§ 4155. Effect of domestication
(a) When a domestication takes effect:
(1) the domesticated company is for all purposes the company that existed before the domestication;
(2) all property owned by the domesticating company remains vested in the domesticated
company;
(3) all debts, obligations, or other liabilities of the domesticating company continue
as debts, obligations, or other liabilities of the domesticated company;
(4) an action or proceeding pending by or against a domesticating company may be continued
as if the domestication had not occurred;
(5) except as prohibited by other law, all of the rights, privileges, immunities, powers,
and purposes of the domesticating company remain vested in the domesticated company;
(6) except as otherwise provided in the plan of domestication, the terms and conditions
of the plan of domestication take effect; and
(7) except as otherwise agreed, the domestication does not dissolve a domesticating limited
liability company for the purposes of subchapter 7 of this chapter.
(b)(1) A domesticated company that is a foreign limited liability company consents to the
jurisdiction of the courts of this State to enforce any debt, obligation, or other
liability owed by the domesticating company, if, before the domestication, the domesticating
company was subject to suit in this State on the debt, obligation, or other liability.
(2) A domesticated company that is a foreign limited liability company and not authorized
to transact business in this State appoints the Secretary of State as its agent for
service of process for purposes of enforcing a debt, obligation, or other liability
under this subsection.
(3) Service on the Secretary of State under this subsection must be made in the same manner
and has the same consequences as in section 4010 of this title.

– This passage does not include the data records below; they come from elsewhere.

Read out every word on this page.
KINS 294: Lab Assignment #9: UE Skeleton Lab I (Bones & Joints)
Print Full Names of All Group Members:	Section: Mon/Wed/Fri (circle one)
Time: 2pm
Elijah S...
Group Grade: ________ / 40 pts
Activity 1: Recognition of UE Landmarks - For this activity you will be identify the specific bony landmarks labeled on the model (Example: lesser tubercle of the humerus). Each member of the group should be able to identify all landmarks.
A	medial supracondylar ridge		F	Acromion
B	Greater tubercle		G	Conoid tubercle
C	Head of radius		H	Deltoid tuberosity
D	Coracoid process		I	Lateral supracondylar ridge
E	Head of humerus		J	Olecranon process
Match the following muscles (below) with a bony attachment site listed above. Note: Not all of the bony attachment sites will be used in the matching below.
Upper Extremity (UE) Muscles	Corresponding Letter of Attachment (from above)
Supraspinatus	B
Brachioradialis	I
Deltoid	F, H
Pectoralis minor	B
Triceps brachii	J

(c) If a limited liability company has adopted and approved a plan of domestication under
section 4152 of this title providing for the company to be domesticated in a foreign jurisdiction, a statement
surrendering the company’s certificate of organization must be delivered to the Secretary
of State for filing, setting forth:
(1) the name of the company;
(2) a statement that the certificate of organization is being surrendered in connection
with the domestication of the company in a foreign jurisdiction;
(3) a statement the domestication was approved as required by this title; and
(4) the jurisdiction of formation of the domesticated foreign limited liability company. (Added 2015, No. 17, § 2.)